RandomGenerator#

safety_gymnasium.utils.random_generator#

class safety_gymnasium.utils.random_generator.RandomGenerator#

A random number generator that can be seeded and reset.

Used to generate random numbers for placement of objects. And there is only one instance in a single environment which is in charge of all randomness.

Methods:

Attributes:

  • random_generator (np.random.RandomState): Random number generator.

  • placements (dict): Potential placement areas.

  • placements_extents (list): Extents of potential placement areas.

  • placements_margin (float): Margin of potential placement areas.

  • layout (Dict[str, dict]): Layout of objects which is generated by this class.

Note

Information about placements is set by set_placements_info() method in the instance of specific environment, and we just utilize these to generate randomness here.

Initialize the random number generator.

Methods#

safety_gymnasium.utils.random_generator.RandomGenerator.__init__(self) None#

Initialize the random number generator.

safety_gymnasium.utils.random_generator.RandomGenerator.set_placements_info(self, placements: dict, placements_extents: list, placements_margin: float) None#

Set the placements information from task for each type of objects.

safety_gymnasium.utils.random_generator.RandomGenerator.set_random_seed(self, seed: int) None#

Instantiate a np.random.RandomState object using given seed.

safety_gymnasium.utils.random_generator.RandomGenerator.build_layout(self) dict#

Try to Sample within placement area of objects to find a layout.

safety_gymnasium.utils.random_generator.RandomGenerator.draw_placement(self, placements: dict, keepout: float) ndarray#

Sample an (x,y) location, based on potential placement areas.

Parameters:
  • placements (dict) – A list of (xmin, xmax, ymin, ymax) tuples that specify rectangles in the XY-plane where an object could be placed.

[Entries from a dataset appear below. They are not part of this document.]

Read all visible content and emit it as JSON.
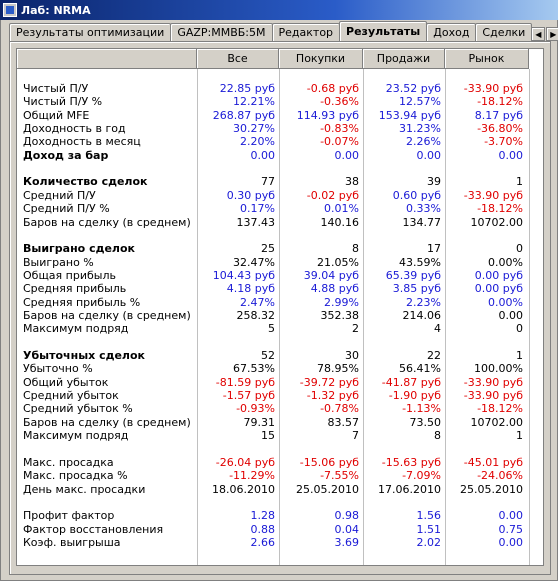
{
  "window": {
    "title": "Лаб: NRMA"
  },
  "tabs": [
    {
      "label": "Результаты оптимизации"
    },
    {
      "label": "GAZP:MMBБ:5M"
    },
    {
      "label": "Редактор"
    },
    {
      "label": "Результаты",
      "active": true
    },
    {
      "label": "Доход"
    },
    {
      "label": "Сделки"
    }
  ],
  "columns": [
    "Все",
    "Покупки",
    "Продажи",
    "Рынок"
  ],
  "rows": [
    {
      "label": "Чистый П/У",
      "values": [
        "22.85 руб",
        "-0.68 руб",
        "23.52 руб",
        "-33.90 руб"
      ],
      "colors": [
        "blue",
        "red",
        "blue",
        "red"
      ],
      "bold": false
    },
    {
      "label": "Чистый П/У %",
      "values": [
        "12.21%",
        "-0.36%",
        "12.57%",
        "-18.12%"
      ],
      "colors": [
        "blue",
        "red",
        "blue",
        "red"
      ],
      "bold": false
    },
    {
      "label": "Общий MFE",
      "values": [
        "268.87 руб",
        "114.93 руб",
        "153.94 руб",
        "8.17 руб"
      ],
      "colors": [
        "blue",
        "blue",
        "blue",
        "blue"
      ],
      "bold": false
    },
    {
      "label": "Доходность в год",
      "values": [
        "30.27%",
        "-0.83%",
        "31.23%",
        "-36.80%"
      ],
      "colors": [
        "blue",
        "red",
        "blue",
        "red"
      ],
      "bold": false
    },
    {
      "label": "Доходность в месяц",
      "values": [
        "2.20%",
        "-0.07%",
        "2.26%",
        "-3.70%"
      ],
      "colors": [
        "blue",
        "red",
        "blue",
        "red"
      ],
      "bold": false
    },
    {
      "label": "Доход за бар",
      "values": [
        "0.00",
        "0.00",
        "0.00",
        "0.00"
      ],
      "colors": [
        "blue",
        "blue",
        "blue",
        "blue"
      ],
      "bold": true
    },
    {
      "label": "",
      "values": [
        "",
        "",
        "",
        ""
      ],
      "colors": [
        "black",
        "black",
        "black",
        "black"
      ],
      "bold": false
    },
    {
      "label": "Количество сделок",
      "values": [
        "77",
        "38",
        "39",
        "1"
      ],
      "colors": [
        "black",
        "black",
        "black",
        "black"
      ],
      "bold": true
    },
    {
      "label": "Средний П/У",
      "values": [
        "0.30 руб",
        "-0.02 руб",
        "0.60 руб",
        "-33.90 руб"
      ],
      "colors": [
        "blue",
        "red",
        "blue",
        "red"
      ],
      "bold": false
    },
    {
      "label": "Средний П/У %",
      "values": [
        "0.17%",
        "0.01%",
        "0.33%",
        "-18.12%"
      ],
      "colors": [
        "blue",
        "blue",
        "blue",
        "red"
      ],
      "bold": false
    },
    {
      "label": "Баров на сделку (в среднем)",
      "values": [
        "137.43",
        "140.16",
        "134.77",
        "10702.00"
      ],
      "colors": [
        "black",
        "black",
        "black",
        "black"
      ],
      "bold": false
    },
    {
      "label": "",
      "values": [
        "",
        "",
        "",
        ""
      ],
      "colors": [
        "black",
        "black",
        "black",
        "black"
      ],
      "bold": false
    },
    {
      "label": "Выиграно сделок",
      "values": [
        "25",
        "8",
        "17",
        "0"
      ],
      "colors": [
        "black",
        "black",
        "black",
        "black"
      ],
      "bold": true
    },
    {
      "label": "Выиграно %",
      "values": [
        "32.47%",
        "21.05%",
        "43.59%",
        "0.00%"
      ],
      "colors": [
        "black",
        "black",
        "black",
        "black"
      ],
      "bold": false
    },
    {
      "label": "Общая прибыль",
      "values": [
        "104.43 руб",
        "39.04 руб",
        "65.39 руб",
        "0.00 руб"
      ],
      "colors": [
        "blue",
        "blue",
        "blue",
        "blue"
      ],
      "bold": false
    },
    {
      "label": "Средняя прибыль",
      "values": [
        "4.18 руб",
        "4.88 руб",
        "3.85 руб",
        "0.00 руб"
      ],
      "colors": [
        "blue",
        "blue",
        "blue",
        "blue"
      ],
      "bold": false
    },
    {
      "label": "Средняя прибыль %",
      "values": [
        "2.47%",
        "2.99%",
        "2.23%",
        "0.00%"
      ],
      "colors": [
        "blue",
        "blue",
        "blue",
        "blue"
      ],
      "bold": false
    },
    {
      "label": "Баров на сделку (в среднем)",
      "values": [
        "258.32",
        "352.38",
        "214.06",
        "0.00"
      ],
      "colors": [
        "black",
        "black",
        "black",
        "black"
      ],
      "bold": false
    },
    {
      "label": "Максимум подряд",
      "values": [
        "5",
        "2",
        "4",
        "0"
      ],
      "colors": [
        "black",
        "black",
        "black",
        "black"
      ],
      "bold": false
    },
    {
      "label": "",
      "values": [
        "",
        "",
        "",
        ""
      ],
      "colors": [
        "black",
        "black",
        "black",
        "black"
      ],
      "bold": false
    },
    {
      "label": "Убыточных сделок",
      "values": [
        "52",
        "30",
        "22",
        "1"
      ],
      "colors": [
        "black",
        "black",
        "black",
        "black"
      ],
      "bold": true
    },
    {
      "label": "Убыточно %",
      "values": [
        "67.53%",
        "78.95%",
        "56.41%",
        "100.00%"
      ],
      "colors": [
        "black",
        "black",
        "black",
        "black"
      ],
      "bold": false
    },
    {
      "label": "Общий убыток",
      "values": [
        "-81.59 руб",
        "-39.72 руб",
        "-41.87 руб",
        "-33.90 руб"
      ],
      "colors": [
        "red",
        "red",
        "red",
        "red"
      ],
      "bold": false
    },
    {
      "label": "Средний убыток",
      "values": [
        "-1.57 руб",
        "-1.32 руб",
        "-1.90 руб",
        "-33.90 руб"
      ],
      "colors": [
        "red",
        "red",
        "red",
        "red"
      ],
      "bold": false
    },
    {
      "label": "Средний убыток %",
      "values": [
        "-0.93%",
        "-0.78%",
        "-1.13%",
        "-18.12%"
      ],
      "colors": [
        "red",
        "red",
        "red",
        "red"
      ],
      "bold": false
    },
    {
      "label": "Баров на сделку (в среднем)",
      "values": [
        "79.31",
        "83.57",
        "73.50",
        "10702.00"
      ],
      "colors": [
        "black",
        "black",
        "black",
        "black"
      ],
      "bold": false
    },
    {
      "label": "Максимум подряд",
      "values": [
        "15",
        "7",
        "8",
        "1"
      ],
      "colors": [
        "black",
        "black",
        "black",
        "black"
      ],
      "bold": false
    },
    {
      "label": "",
      "values": [
        "",
        "",
        "",
        ""
      ],
      "colors": [
        "black",
        "black",
        "black",
        "black"
      ],
      "bold": false
    },
    {
      "label": "Макс. просадка",
      "values": [
        "-26.04 руб",
        "-15.06 руб",
        "-15.63 руб",
        "-45.01 руб"
      ],
      "colors": [
        "red",
        "red",
        "red",
        "red"
      ],
      "bold": false
    },
    {
      "label": "Макс. просадка %",
      "values": [
        "-11.29%",
        "-7.55%",
        "-7.09%",
        "-24.06%"
      ],
      "colors": [
        "red",
        "red",
        "red",
        "red"
      ],
      "bold": false
    },
    {
      "label": "День макс. просадки",
      "values": [
        "18.06.2010",
        "25.05.2010",
        "17.06.2010",
        "25.05.2010"
      ],
      "colors": [
        "black",
        "black",
        "black",
        "black"
      ],
      "bold": false
    },
    {
      "label": "",
      "values": [
        "",
        "",
        "",
        ""
      ],
      "colors": [
        "black",
        "black",
        "black",
        "black"
      ],
      "bold": false
    },
    {
      "label": "Профит фактор",
      "values": [
        "1.28",
        "0.98",
        "1.56",
        "0.00"
      ],
      "colors": [
        "blue",
        "blue",
        "blue",
        "blue"
      ],
      "bold": false
    },
    {
      "label": "Фактор восстановления",
      "values": [
        "0.88",
        "0.04",
        "1.51",
        "0.75"
      ],
      "colors": [
        "blue",
        "blue",
        "blue",
        "blue"
      ],
      "bold": false
    },
    {
      "label": "Коэф. выигрыша",
      "values": [
        "2.66",
        "3.69",
        "2.02",
        "0.00"
      ],
      "colors": [
        "blue",
        "blue",
        "blue",
        "blue"
      ],
      "bold": false
    }
  ],
  "colors": {
    "blue": "#1a1ad6",
    "red": "#e00000",
    "black": "#000000"
  },
  "icons": {
    "app": "app-icon",
    "scroll_left": "scroll-left-icon",
    "scroll_right": "scroll-right-icon"
  }
}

  • keepout (float) – Describes how much space an object is required to have around it, where that keepout space overlaps with the placement rectangle.

Note

To sample an (x,y) pair, first randomly select which placement rectangle to sample from, where the probability of a rectangle is weighted by its area. If the rectangles are disjoint, there’s an equal chance the (x,y) location will wind up anywhere in the placement space. If they overlap, then overlap areas are double-counted and will have higher density. This allows the user some flexibility in building placement distributions. Finally, randomly draw a uniform point within the selected rectangle.

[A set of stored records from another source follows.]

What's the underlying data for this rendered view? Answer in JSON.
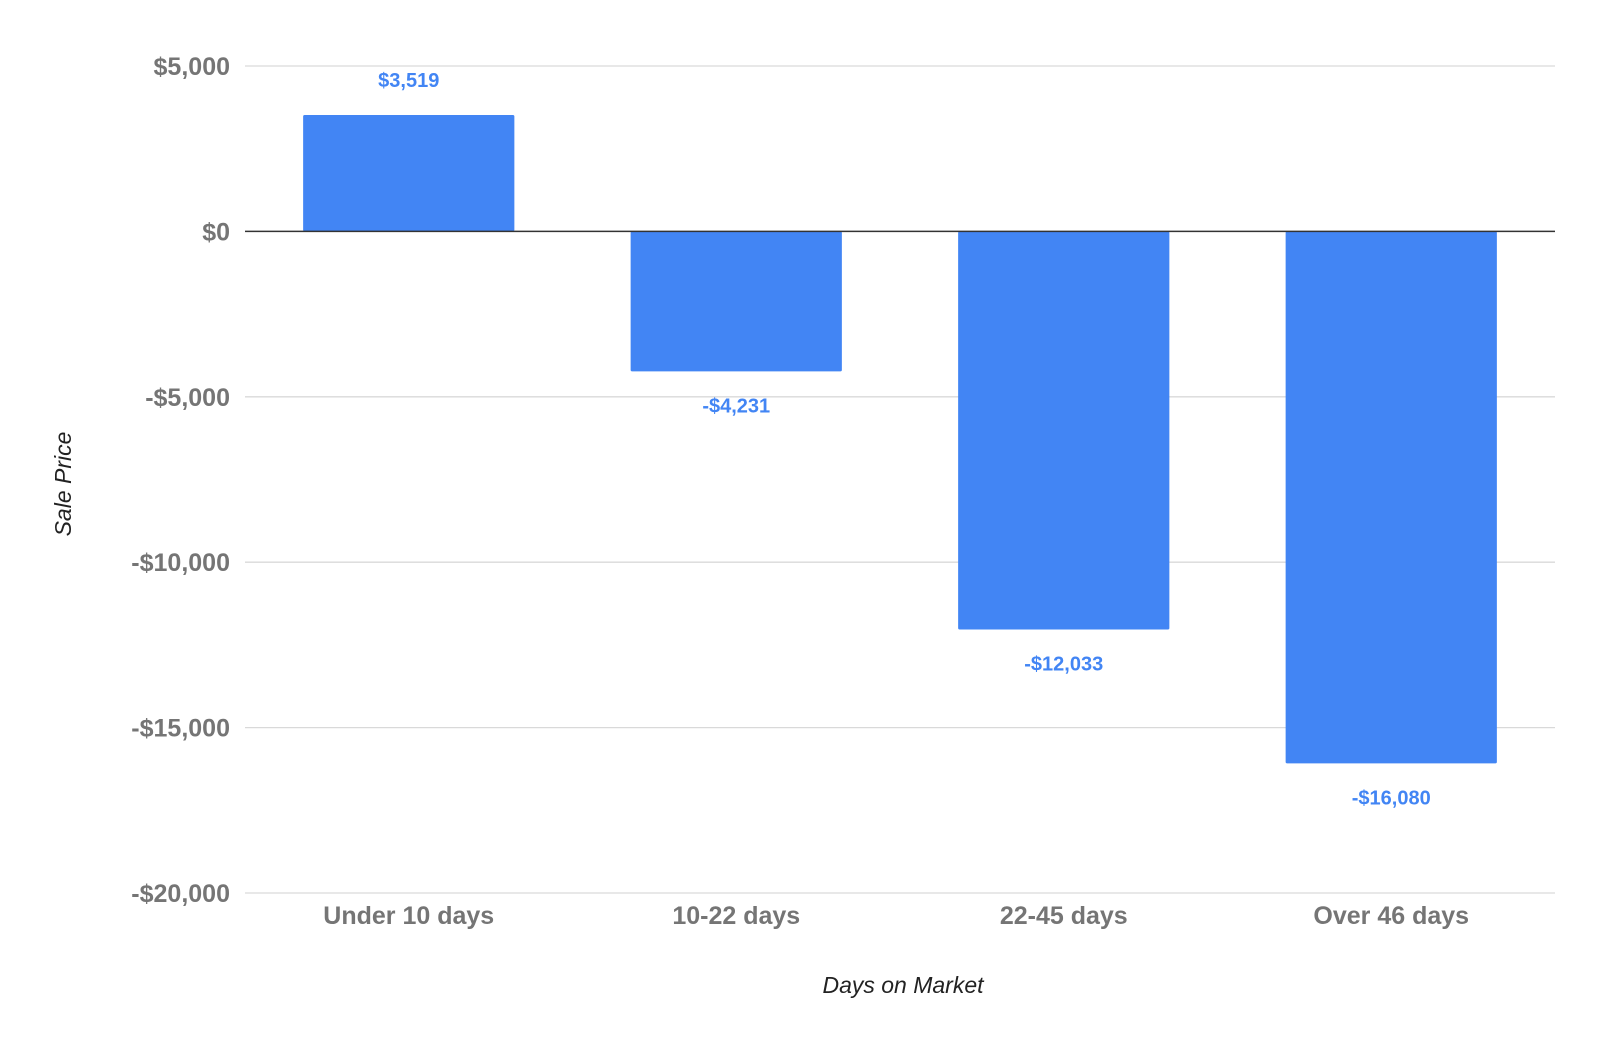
{
  "chart_data": {
    "type": "bar",
    "title": "",
    "categories": [
      "Under 10 days",
      "10-22 days",
      "22-45 days",
      "Over 46 days"
    ],
    "values": [
      3519,
      -4231,
      -12033,
      -16080
    ],
    "data_labels": [
      "$3,519",
      "-$4,231",
      "-$12,033",
      "-$16,080"
    ],
    "xlabel": "Days on Market",
    "ylabel": "Sale Price",
    "ylim": [
      -20000,
      5000
    ],
    "yticks": [
      5000,
      0,
      -5000,
      -10000,
      -15000,
      -20000
    ],
    "ytick_labels": [
      "$5,000",
      "$0",
      "-$5,000",
      "-$10,000",
      "-$15,000",
      "-$20,000"
    ],
    "grid": true,
    "legend": "none",
    "colors": {
      "bar": "#4285f4",
      "data_label": "#4285f4",
      "grid": "#d9d9d9",
      "zero_line": "#333333",
      "tick_text": "#757575"
    }
  }
}
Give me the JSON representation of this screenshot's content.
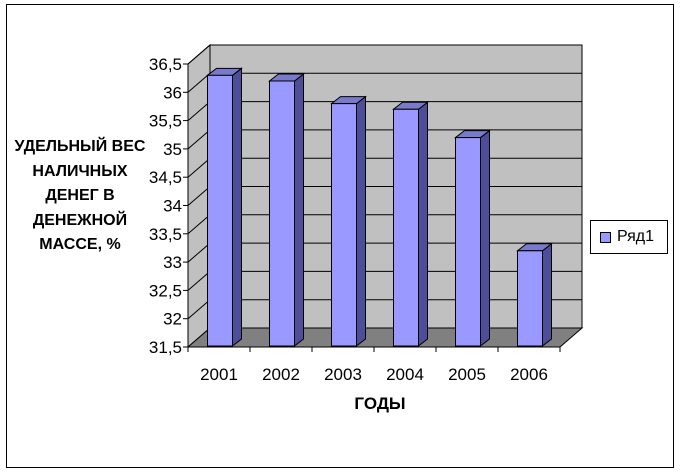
{
  "chart_data": {
    "type": "bar",
    "style": "3d-column",
    "categories": [
      "2001",
      "2002",
      "2003",
      "2004",
      "2005",
      "2006"
    ],
    "series": [
      {
        "name": "Ряд1",
        "values": [
          36.3,
          36.2,
          35.8,
          35.7,
          35.2,
          33.2
        ]
      }
    ],
    "ylabel": "УДЕЛЬНЫЙ ВЕС НАЛИЧНЫХ ДЕНЕГ В ДЕНЕЖНОЙ МАССЕ, %",
    "xlabel": "ГОДЫ",
    "ylim": [
      31.5,
      36.5
    ],
    "yticks": [
      "31,5",
      "32",
      "32,5",
      "33",
      "33,5",
      "34",
      "34,5",
      "35",
      "35,5",
      "36",
      "36,5"
    ],
    "grid": true,
    "legend_position": "right",
    "colors": {
      "bar_front": "#9999ff",
      "bar_side": "#4d4d99",
      "bar_top": "#7a7acc",
      "back_wall": "#c0c0c0",
      "floor": "#808080"
    }
  }
}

safety_gymnasium.utils.random_generator.RandomGenerator.sample_layout(self) bool#

Sample once within placement area of objects to find a layout.

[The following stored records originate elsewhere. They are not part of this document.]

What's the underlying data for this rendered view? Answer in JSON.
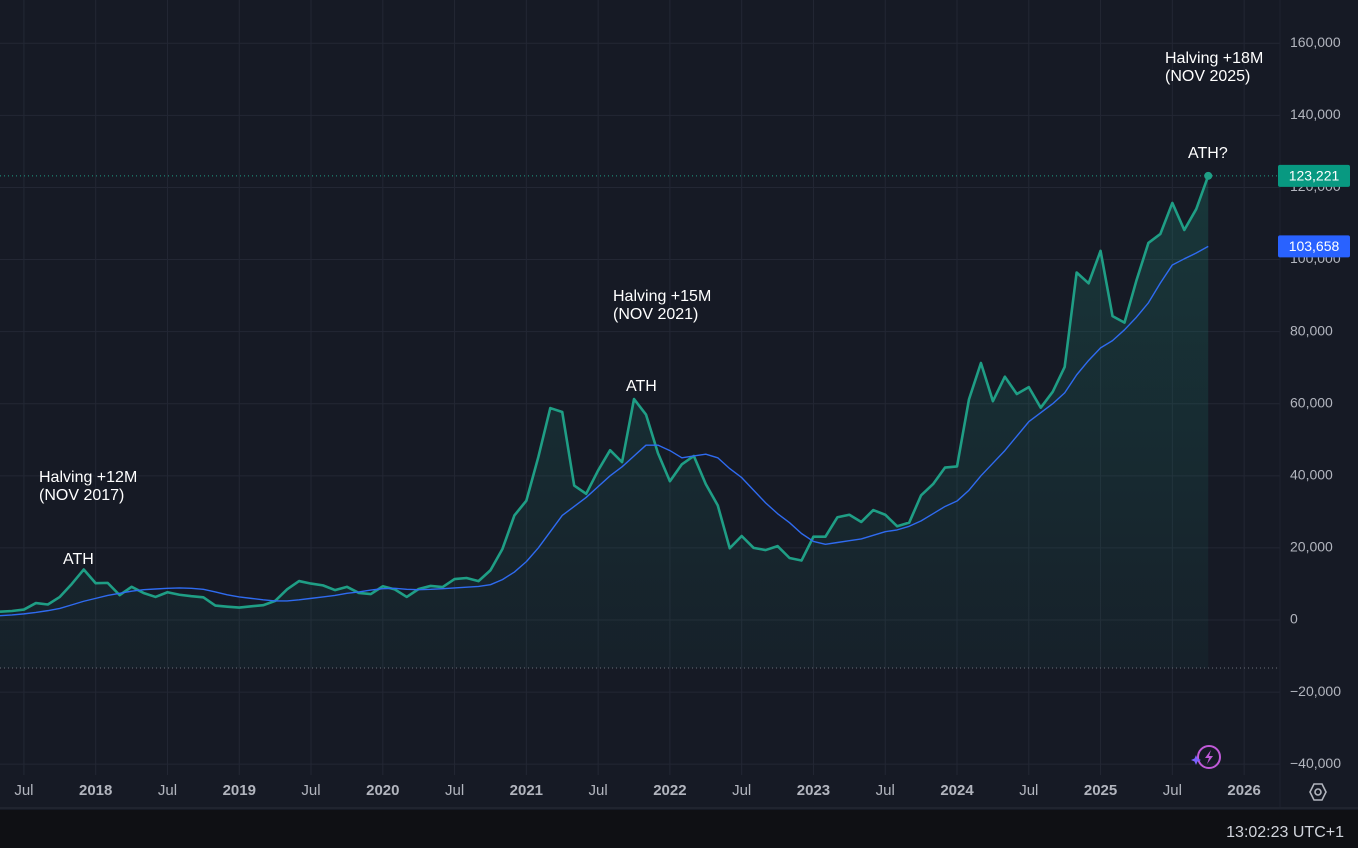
{
  "chart_data": {
    "type": "line",
    "x": [
      "2017-05",
      "2017-06",
      "2017-07",
      "2017-08",
      "2017-09",
      "2017-10",
      "2017-11",
      "2017-12",
      "2018-01",
      "2018-02",
      "2018-03",
      "2018-04",
      "2018-05",
      "2018-06",
      "2018-07",
      "2018-08",
      "2018-09",
      "2018-10",
      "2018-11",
      "2018-12",
      "2019-01",
      "2019-02",
      "2019-03",
      "2019-04",
      "2019-05",
      "2019-06",
      "2019-07",
      "2019-08",
      "2019-09",
      "2019-10",
      "2019-11",
      "2019-12",
      "2020-01",
      "2020-02",
      "2020-03",
      "2020-04",
      "2020-05",
      "2020-06",
      "2020-07",
      "2020-08",
      "2020-09",
      "2020-10",
      "2020-11",
      "2020-12",
      "2021-01",
      "2021-02",
      "2021-03",
      "2021-04",
      "2021-05",
      "2021-06",
      "2021-07",
      "2021-08",
      "2021-09",
      "2021-10",
      "2021-11",
      "2021-12",
      "2022-01",
      "2022-02",
      "2022-03",
      "2022-04",
      "2022-05",
      "2022-06",
      "2022-07",
      "2022-08",
      "2022-09",
      "2022-10",
      "2022-11",
      "2022-12",
      "2023-01",
      "2023-02",
      "2023-03",
      "2023-04",
      "2023-05",
      "2023-06",
      "2023-07",
      "2023-08",
      "2023-09",
      "2023-10",
      "2023-11",
      "2023-12",
      "2024-01",
      "2024-02",
      "2024-03",
      "2024-04",
      "2024-05",
      "2024-06",
      "2024-07",
      "2024-08",
      "2024-09",
      "2024-10",
      "2024-11",
      "2024-12",
      "2025-01",
      "2025-02",
      "2025-03",
      "2025-04",
      "2025-05",
      "2025-06",
      "2025-07",
      "2025-08",
      "2025-09",
      "2025-10"
    ],
    "series": [
      {
        "color": "#1f9e85",
        "last_value_label": "123,221",
        "values": [
          2300,
          2500,
          2900,
          4700,
          4300,
          6400,
          10000,
          14000,
          10200,
          10300,
          6900,
          9200,
          7500,
          6400,
          7700,
          7000,
          6600,
          6300,
          4000,
          3700,
          3450,
          3800,
          4100,
          5300,
          8500,
          10800,
          10100,
          9600,
          8300,
          9200,
          7500,
          7200,
          9350,
          8500,
          6400,
          8600,
          9450,
          9140,
          11350,
          11650,
          10780,
          13800,
          19700,
          29000,
          33100,
          45200,
          58800,
          57700,
          37300,
          35000,
          41500,
          47100,
          43800,
          61300,
          57000,
          46300,
          38500,
          43200,
          45500,
          37700,
          31800,
          19900,
          23300,
          20000,
          19400,
          20500,
          17200,
          16500,
          23100,
          23100,
          28500,
          29200,
          27200,
          30500,
          29200,
          26000,
          27000,
          34600,
          37700,
          42300,
          42600,
          61200,
          71300,
          60700,
          67500,
          62700,
          64600,
          58900,
          63300,
          70200,
          96400,
          93400,
          102400,
          84300,
          82500,
          94200,
          104600,
          107100,
          115700,
          108200,
          114000,
          123221
        ]
      },
      {
        "color": "#2f6bf0",
        "last_value_label": "103,658",
        "values": [
          1200,
          1400,
          1700,
          2100,
          2600,
          3200,
          4200,
          5200,
          6000,
          6800,
          7400,
          8000,
          8400,
          8600,
          8800,
          8900,
          8800,
          8500,
          7800,
          7000,
          6400,
          6000,
          5600,
          5300,
          5300,
          5600,
          6000,
          6400,
          6800,
          7400,
          7800,
          8300,
          8700,
          8800,
          8500,
          8400,
          8500,
          8700,
          8900,
          9100,
          9300,
          9800,
          11200,
          13300,
          16200,
          20000,
          24500,
          29000,
          31500,
          34000,
          37000,
          40000,
          42500,
          45500,
          48500,
          48500,
          47000,
          45000,
          45500,
          46000,
          45000,
          42000,
          39500,
          36000,
          32500,
          29500,
          27000,
          24000,
          21800,
          21000,
          21500,
          22000,
          22500,
          23500,
          24500,
          25000,
          26000,
          27500,
          29500,
          31500,
          33000,
          36000,
          40000,
          43500,
          47000,
          51000,
          55000,
          57500,
          60000,
          63000,
          68000,
          72000,
          75500,
          77500,
          80500,
          84000,
          88000,
          93500,
          98500,
          100200,
          101800,
          103658
        ]
      }
    ],
    "xlim": [
      "2017-05",
      "2026-04"
    ],
    "xticks": [
      {
        "value": "2017-07",
        "label": "Jul"
      },
      {
        "value": "2018-01",
        "label": "2018"
      },
      {
        "value": "2018-07",
        "label": "Jul"
      },
      {
        "value": "2019-01",
        "label": "2019"
      },
      {
        "value": "2019-07",
        "label": "Jul"
      },
      {
        "value": "2020-01",
        "label": "2020"
      },
      {
        "value": "2020-07",
        "label": "Jul"
      },
      {
        "value": "2021-01",
        "label": "2021"
      },
      {
        "value": "2021-07",
        "label": "Jul"
      },
      {
        "value": "2022-01",
        "label": "2022"
      },
      {
        "value": "2022-07",
        "label": "Jul"
      },
      {
        "value": "2023-01",
        "label": "2023"
      },
      {
        "value": "2023-07",
        "label": "Jul"
      },
      {
        "value": "2024-01",
        "label": "2024"
      },
      {
        "value": "2024-07",
        "label": "Jul"
      },
      {
        "value": "2025-01",
        "label": "2025"
      },
      {
        "value": "2025-07",
        "label": "Jul"
      },
      {
        "value": "2026-01",
        "label": "2026"
      }
    ],
    "ylim": [
      -43000,
      172000
    ],
    "yticks": [
      {
        "value": -40000,
        "label": "−40,000"
      },
      {
        "value": -20000,
        "label": "−20,000"
      },
      0,
      {
        "value": 20000,
        "label": "20,000"
      },
      {
        "value": 40000,
        "label": "40,000"
      },
      {
        "value": 60000,
        "label": "60,000"
      },
      {
        "value": 80000,
        "label": "80,000"
      },
      {
        "value": 100000,
        "label": "100,000"
      },
      {
        "value": 120000,
        "label": "120,000"
      },
      {
        "value": 140000,
        "label": "140,000"
      },
      {
        "value": 160000,
        "label": "160,000"
      }
    ],
    "grid": true,
    "annotations": [
      {
        "lines": [
          "Halving +12M",
          "(NOV 2017)"
        ]
      },
      {
        "lines": [
          "ATH"
        ]
      },
      {
        "lines": [
          "Halving +15M",
          "(NOV 2021)"
        ]
      },
      {
        "lines": [
          "ATH"
        ]
      },
      {
        "lines": [
          "Halving +18M",
          "(NOV 2025)"
        ]
      },
      {
        "lines": [
          "ATH?"
        ]
      }
    ]
  },
  "status_bar": {
    "clock": "13:02:23 UTC+1"
  }
}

returning True if successful, else False.

safety_gymnasium.utils.random_generator.RandomGenerator.sample_goal_position(self) bool#

Sample a new goal position and return True, else False if sample rejected.

safety_gymnasium.utils.random_generator.RandomGenerator.constrain_placement(self, placement: dict, keepout: float) tuple[float]#

Helper function to constrain a single placement by the keepout radius.

safety_gymnasium.utils.random_generator.RandomGenerator.generate_rots(self, num: int = 1) list[float]#

Generate the rotations of the obstacle.

safety_gymnasium.utils.random_generator.RandomGenerator.randn(self, *args, **kwargs) ndarray#

Wrapper for np.random.RandomState.randn().

safety_gymnasium.utils.random_generator.RandomGenerator.binomial(self, *args, **kwargs) ndarray#

Wrapper for np.random.RandomState.binomial().

safety_gymnasium.utils.random_generator.RandomGenerator.random_rot(self) float#

Use internal random state to get a random rotation in radians.

safety_gymnasium.utils.random_generator.RandomGenerator.choice(self, *args, **kwargs) ndarray#

Wrapper for np.random.RandomState.choice().

safety_gymnasium.utils.random_generator.RandomGenerator.uniform(self, *args, **kwargs) ndarray#

Wrapper for np.random.RandomState.uniform().